То, что для Варшавы смысл польско-советской войны сводится не к победе над чуждой идеологией, а к максимальному ослаблению России (независимо от формы правления), хорошо понимали тогда представители старой России — казалось бы, естественные союзники Пилсудского. Именно наступление поляков на Киев приводит генерала Брусилова в Красную Армию, а часть эмиграции — к идеологии сотрудничества с советской властью в форме «сменовеховства». У белых, с оружием в руках сражавшихся с большевиками, это наступление не встретило поддержки. Сотрудничали с Пилсудским в вооруженной борьбе лишь некоторые интеллигенты, в начале века приложившие немало усилий для развала России (Мережковский[3], Гиппиус, Савинков, Николай Чайковский).
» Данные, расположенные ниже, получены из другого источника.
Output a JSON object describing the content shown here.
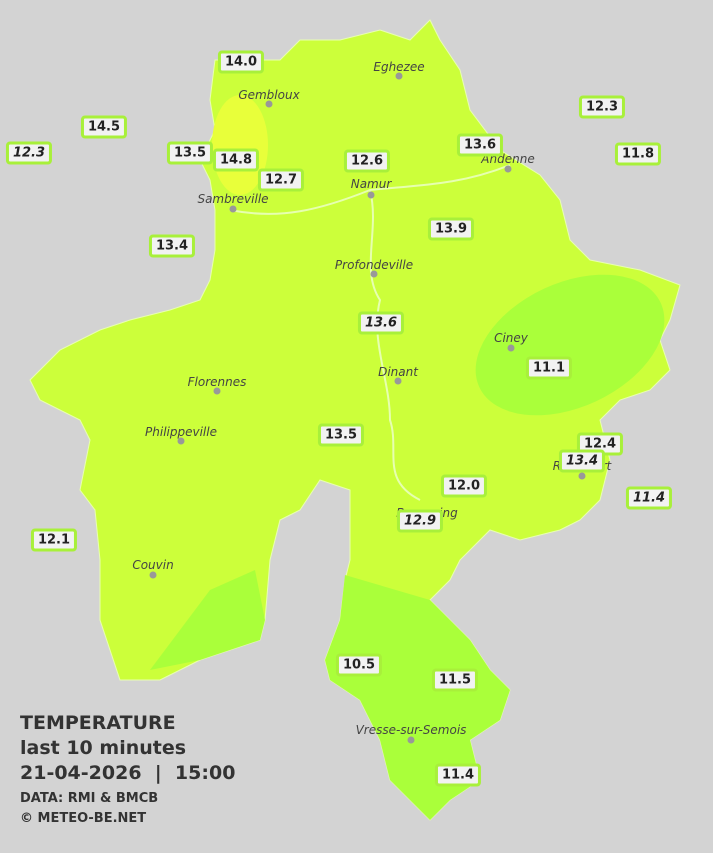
{
  "legend": {
    "title": "TEMPERATURE",
    "subtitle": "last 10 minutes",
    "datetime": "21-04-2026  |  15:00",
    "source": "DATA: RMI & BMCB",
    "copyright": "© METEO-BE.NET"
  },
  "cities": [
    "Eghezee",
    "Gembloux",
    "Andenne",
    "Namur",
    "Sambreville",
    "Profondeville",
    "Ciney",
    "Dinant",
    "Florennes",
    "Philippeville",
    "Rochefort",
    "Beauraing",
    "Couvin",
    "Vresse-sur-Semois"
  ],
  "stations": [
    {
      "label": "14.0",
      "italic": false
    },
    {
      "label": "14.5",
      "italic": false
    },
    {
      "label": "12.3",
      "italic": true
    },
    {
      "label": "13.5",
      "italic": false
    },
    {
      "label": "14.8",
      "italic": false
    },
    {
      "label": "12.7",
      "italic": false
    },
    {
      "label": "12.6",
      "italic": false
    },
    {
      "label": "13.6",
      "italic": false
    },
    {
      "label": "12.3",
      "italic": false
    },
    {
      "label": "11.8",
      "italic": false
    },
    {
      "label": "13.4",
      "italic": false
    },
    {
      "label": "13.9",
      "italic": false
    },
    {
      "label": "13.6",
      "italic": true
    },
    {
      "label": "11.1",
      "italic": false
    },
    {
      "label": "13.5",
      "italic": false
    },
    {
      "label": "12.4",
      "italic": false
    },
    {
      "label": "13.4",
      "italic": true
    },
    {
      "label": "12.0",
      "italic": false
    },
    {
      "label": "11.4",
      "italic": true
    },
    {
      "label": "12.9",
      "italic": true
    },
    {
      "label": "12.1",
      "italic": false
    },
    {
      "label": "10.5",
      "italic": false
    },
    {
      "label": "11.5",
      "italic": false
    },
    {
      "label": "11.4",
      "italic": false
    }
  ]
}
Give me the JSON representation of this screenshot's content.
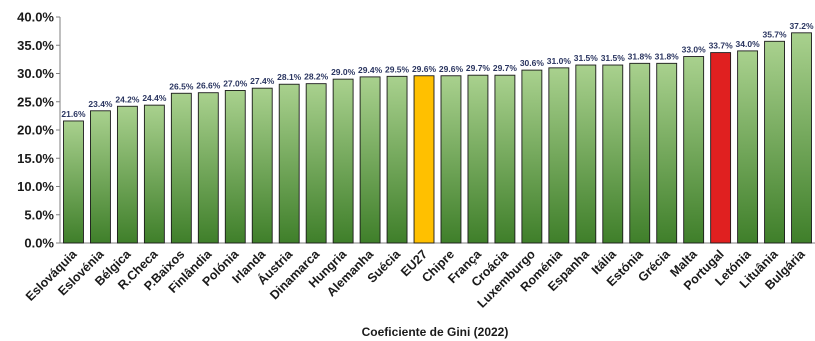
{
  "chart_data": {
    "type": "bar",
    "xlabel": "Coeficiente de Gini  (2022)",
    "ylim": [
      0,
      40
    ],
    "yticks": [
      "0.0%",
      "5.0%",
      "10.0%",
      "15.0%",
      "20.0%",
      "25.0%",
      "30.0%",
      "35.0%",
      "40.0%"
    ],
    "grid": false,
    "categories": [
      "Eslováquia",
      "Eslovénia",
      "Bélgica",
      "R.Checa",
      "P.Baixos",
      "Finlândia",
      "Polónia",
      "Irlanda",
      "Áustria",
      "Dinamarca",
      "Hungria",
      "Alemanha",
      "Suécia",
      "EU27",
      "Chipre",
      "França",
      "Croácia",
      "Luxemburgo",
      "Roménia",
      "Espanha",
      "Itália",
      "Estónia",
      "Grécia",
      "Malta",
      "Portugal",
      "Letónia",
      "Lituânia",
      "Bulgária"
    ],
    "values": [
      21.6,
      23.4,
      24.2,
      24.4,
      26.5,
      26.6,
      27.0,
      27.4,
      28.1,
      28.2,
      29.0,
      29.4,
      29.5,
      29.6,
      29.6,
      29.7,
      29.7,
      30.6,
      31.0,
      31.5,
      31.5,
      31.8,
      31.8,
      33.0,
      33.7,
      34.0,
      35.7,
      37.2
    ],
    "labels": [
      "21.6%",
      "23.4%",
      "24.2%",
      "24.4%",
      "26.5%",
      "26.6%",
      "27.0%",
      "27.4%",
      "28.1%",
      "28.2%",
      "29.0%",
      "29.4%",
      "29.5%",
      "29.6%",
      "29.6%",
      "29.7%",
      "29.7%",
      "30.6%",
      "31.0%",
      "31.5%",
      "31.5%",
      "31.8%",
      "31.8%",
      "33.0%",
      "33.7%",
      "34.0%",
      "35.7%",
      "37.2%"
    ],
    "colors": {
      "default_top": "#a9d18e",
      "default_bottom": "#3f7f2a",
      "highlights": {
        "EU27": "#ffc000",
        "Portugal": "#e02020"
      },
      "label_color": "#2a3560"
    }
  }
}
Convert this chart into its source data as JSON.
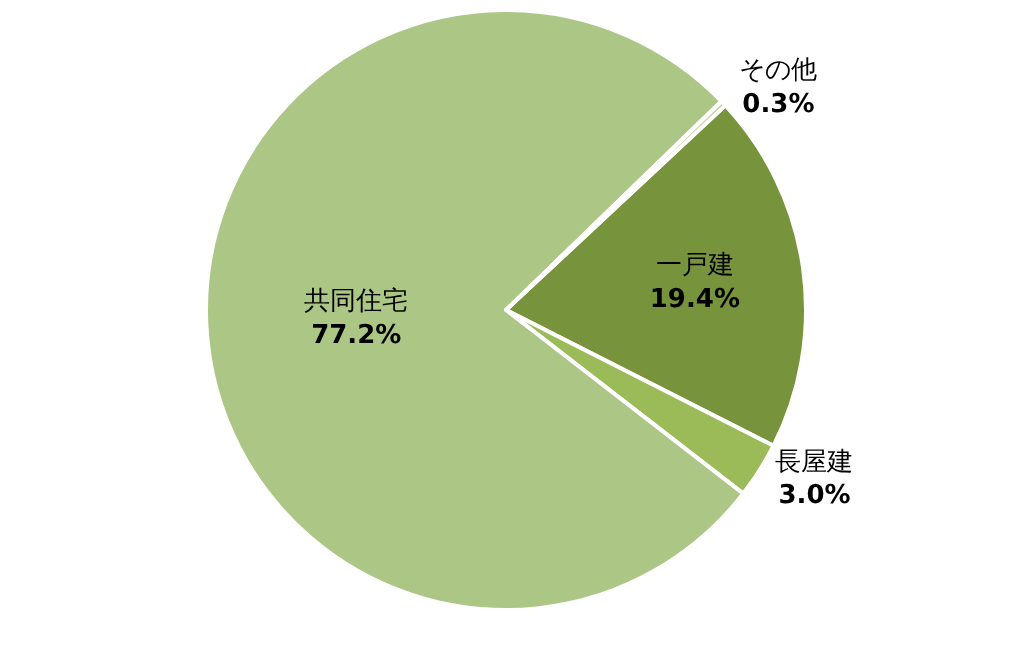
{
  "chart_data": {
    "type": "pie",
    "categories": [
      "一戸建",
      "長屋建",
      "共同住宅",
      "その他"
    ],
    "values": [
      19.4,
      3.0,
      77.2,
      0.3
    ],
    "value_labels": [
      "19.4%",
      "3.0%",
      "77.2%",
      "0.3%"
    ],
    "colors": [
      "#77933c",
      "#9bbb59",
      "#abc685",
      "#c3d69b"
    ],
    "legend": false
  }
}
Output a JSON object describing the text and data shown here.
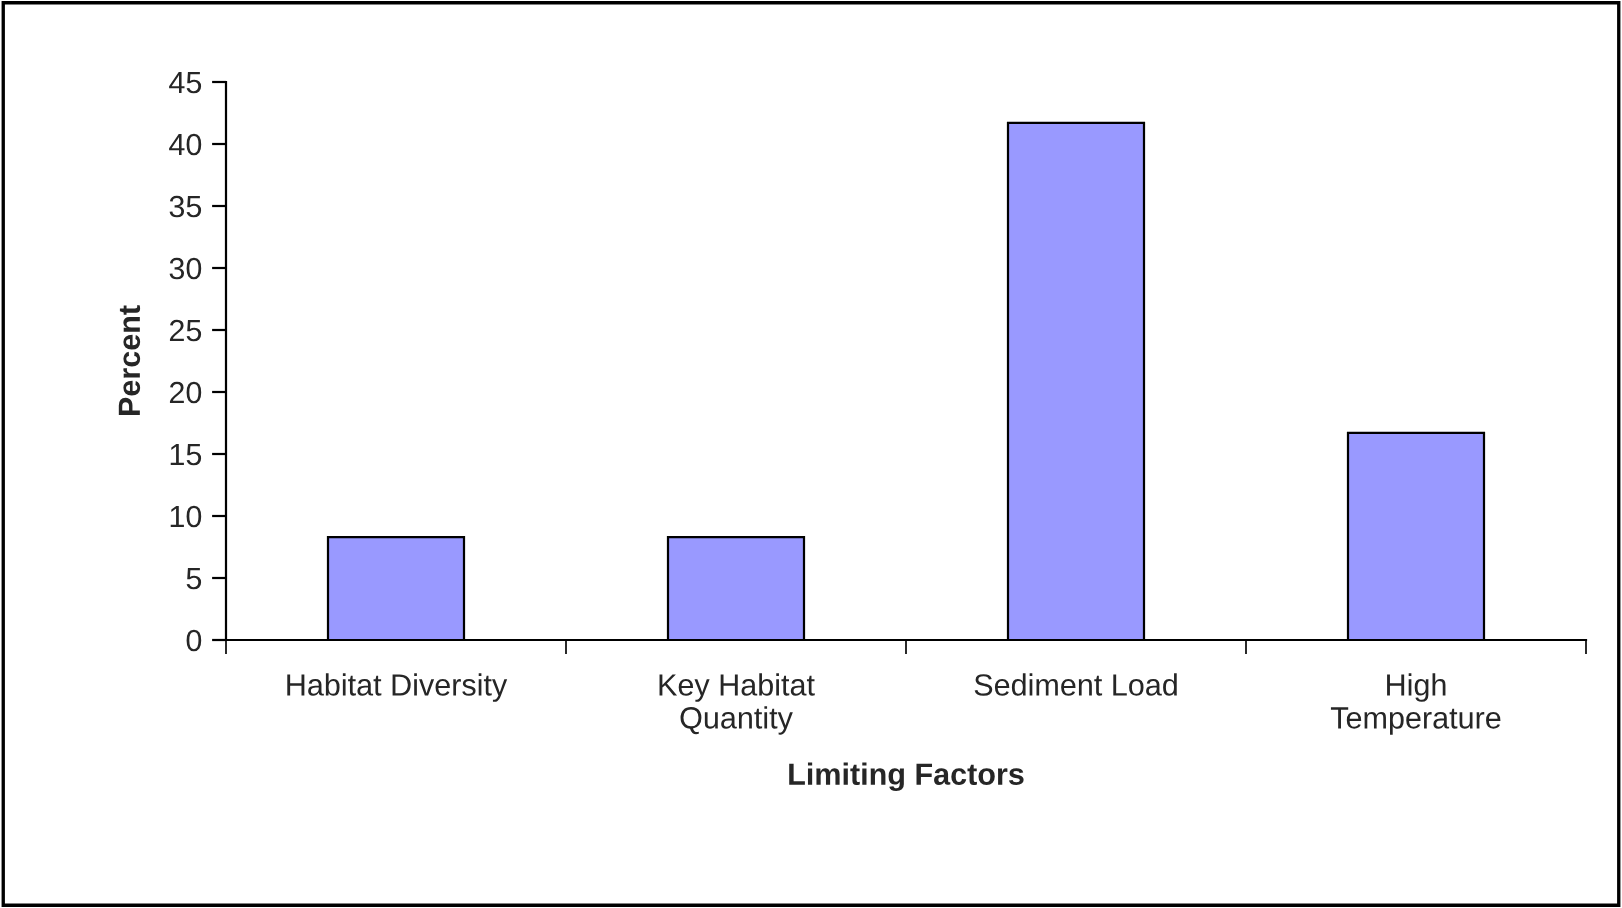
{
  "chart_data": {
    "type": "bar",
    "categories": [
      "Habitat Diversity",
      "Key Habitat\nQuantity",
      "Sediment Load",
      "High\nTemperature"
    ],
    "values": [
      8.3,
      8.3,
      41.7,
      16.7
    ],
    "color": "#9999ff",
    "xlabel": "Limiting Factors",
    "ylabel": "Percent",
    "ylim": [
      0,
      45
    ],
    "yticks": [
      0,
      5,
      10,
      15,
      20,
      25,
      30,
      35,
      40,
      45
    ],
    "grid": false,
    "legend": false
  }
}
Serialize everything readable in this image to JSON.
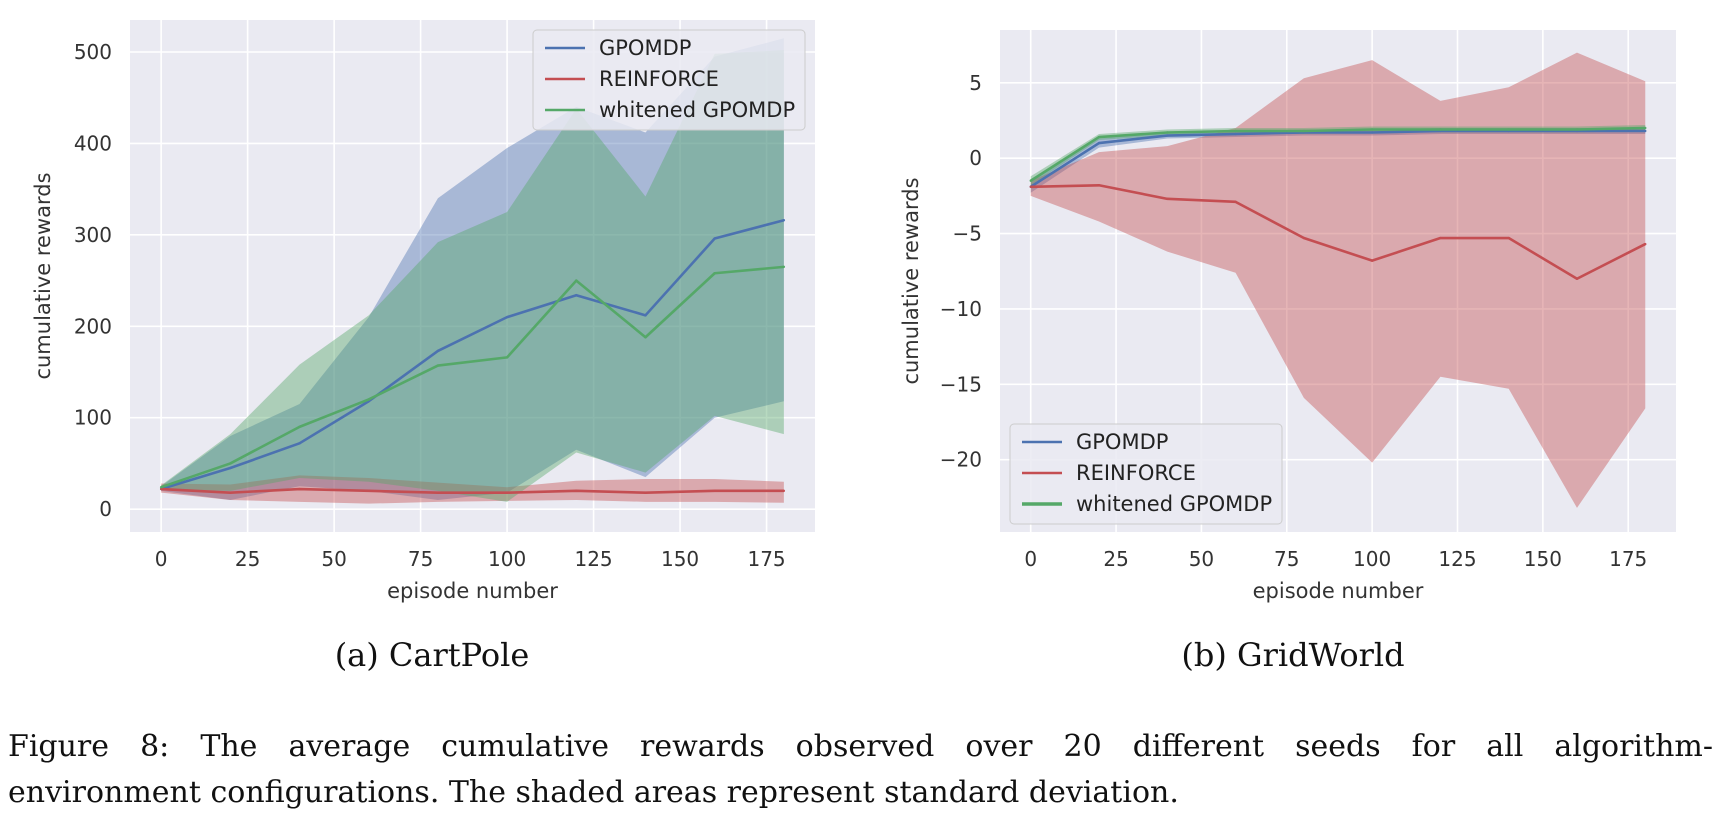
{
  "figure": {
    "caption_line1": "Figure 8:  The average cumulative rewards observed over 20 different seeds for all algorithm-",
    "caption_line2": "environment configurations. The shaded areas represent standard deviation."
  },
  "chart_data": [
    {
      "type": "line",
      "subcaption": "(a) CartPole",
      "xlabel": "episode number",
      "ylabel": "cumulative rewards",
      "x": [
        0,
        20,
        40,
        60,
        80,
        100,
        120,
        140,
        160,
        180
      ],
      "xlim": [
        -9,
        189
      ],
      "ylim": [
        -25,
        535
      ],
      "xticks": [
        0,
        25,
        50,
        75,
        100,
        125,
        150,
        175
      ],
      "yticks": [
        0,
        100,
        200,
        300,
        400,
        500
      ],
      "grid": true,
      "legend_position": "top-right",
      "series": [
        {
          "name": "GPOMDP",
          "color": "#4c72b0",
          "mean": [
            22,
            45,
            72,
            118,
            173,
            210,
            234,
            212,
            296,
            316
          ],
          "upper": [
            25,
            80,
            115,
            210,
            340,
            395,
            440,
            412,
            495,
            515
          ],
          "lower": [
            20,
            10,
            25,
            20,
            10,
            18,
            65,
            35,
            100,
            118
          ]
        },
        {
          "name": "REINFORCE",
          "color": "#c44e52",
          "mean": [
            22,
            18,
            22,
            20,
            18,
            18,
            20,
            18,
            20,
            20
          ],
          "upper": [
            28,
            27,
            37,
            34,
            29,
            24,
            31,
            33,
            33,
            30
          ],
          "lower": [
            18,
            10,
            8,
            6,
            8,
            9,
            10,
            8,
            8,
            7
          ]
        },
        {
          "name": "whitened GPOMDP",
          "color": "#55a868",
          "mean": [
            24,
            50,
            90,
            120,
            157,
            166,
            250,
            188,
            258,
            265
          ],
          "upper": [
            26,
            82,
            158,
            212,
            292,
            325,
            438,
            342,
            498,
            502
          ],
          "lower": [
            22,
            20,
            34,
            30,
            20,
            8,
            62,
            40,
            102,
            82
          ]
        }
      ]
    },
    {
      "type": "line",
      "subcaption": "(b) GridWorld",
      "xlabel": "episode number",
      "ylabel": "cumulative rewards",
      "x": [
        0,
        20,
        40,
        60,
        80,
        100,
        120,
        140,
        160,
        180
      ],
      "xlim": [
        -9,
        189
      ],
      "ylim": [
        -24.8,
        8.5
      ],
      "xticks": [
        0,
        25,
        50,
        75,
        100,
        125,
        150,
        175
      ],
      "yticks": [
        5,
        0,
        -5,
        -10,
        -15,
        -20
      ],
      "ytick_labels": [
        "5",
        "0",
        "−5",
        "−10",
        "−15",
        "−20"
      ],
      "grid": true,
      "legend_position": "bottom-left",
      "series": [
        {
          "name": "GPOMDP",
          "color": "#4c72b0",
          "mean": [
            -1.9,
            1.0,
            1.5,
            1.6,
            1.7,
            1.7,
            1.8,
            1.8,
            1.8,
            1.8
          ],
          "upper": [
            -1.5,
            1.3,
            1.7,
            1.8,
            1.9,
            1.9,
            2.0,
            2.0,
            2.0,
            2.0
          ],
          "lower": [
            -2.3,
            0.7,
            1.3,
            1.4,
            1.5,
            1.5,
            1.6,
            1.6,
            1.6,
            1.6
          ]
        },
        {
          "name": "REINFORCE",
          "color": "#c44e52",
          "mean": [
            -1.9,
            -1.8,
            -2.7,
            -2.9,
            -5.3,
            -6.8,
            -5.3,
            -5.3,
            -8.0,
            -5.7
          ],
          "upper": [
            -1.5,
            0.4,
            0.8,
            2.0,
            5.3,
            6.5,
            3.8,
            4.7,
            7.0,
            5.1
          ],
          "lower": [
            -2.5,
            -4.2,
            -6.2,
            -7.6,
            -15.9,
            -20.2,
            -14.5,
            -15.3,
            -23.2,
            -16.6
          ]
        },
        {
          "name": "whitened GPOMDP",
          "color": "#55a868",
          "mean": [
            -1.5,
            1.4,
            1.7,
            1.8,
            1.8,
            1.9,
            1.9,
            1.9,
            1.9,
            2.0
          ],
          "upper": [
            -1.2,
            1.6,
            1.9,
            2.0,
            2.0,
            2.1,
            2.1,
            2.1,
            2.1,
            2.2
          ],
          "lower": [
            -1.8,
            1.2,
            1.5,
            1.6,
            1.6,
            1.7,
            1.7,
            1.7,
            1.7,
            1.8
          ]
        }
      ]
    }
  ]
}
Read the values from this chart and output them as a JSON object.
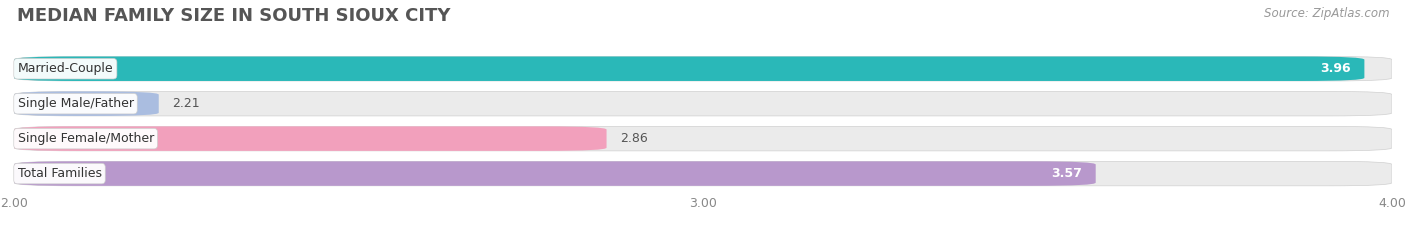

_______________________________
3 Тем, кто составил мнение о Мережковском исключительно под влиянием разгромных оценок советского времени, есть смысл почитать его публицистику начала ХХ в. Многие статьи поразительно напоминают Новодворскую.

Итак, советско-польская война практически не изменила границ, при которых начиналась, но добавила в отношения двух народов свежие обиды. У поляков сложилось представление, что даже радикальная смена политического режима в России не привела к отказу этой державы от стремления поглотить Польшу. Как-никак Варшава была единственной столицей европейского государства, которую пыталась взять Красная Армия.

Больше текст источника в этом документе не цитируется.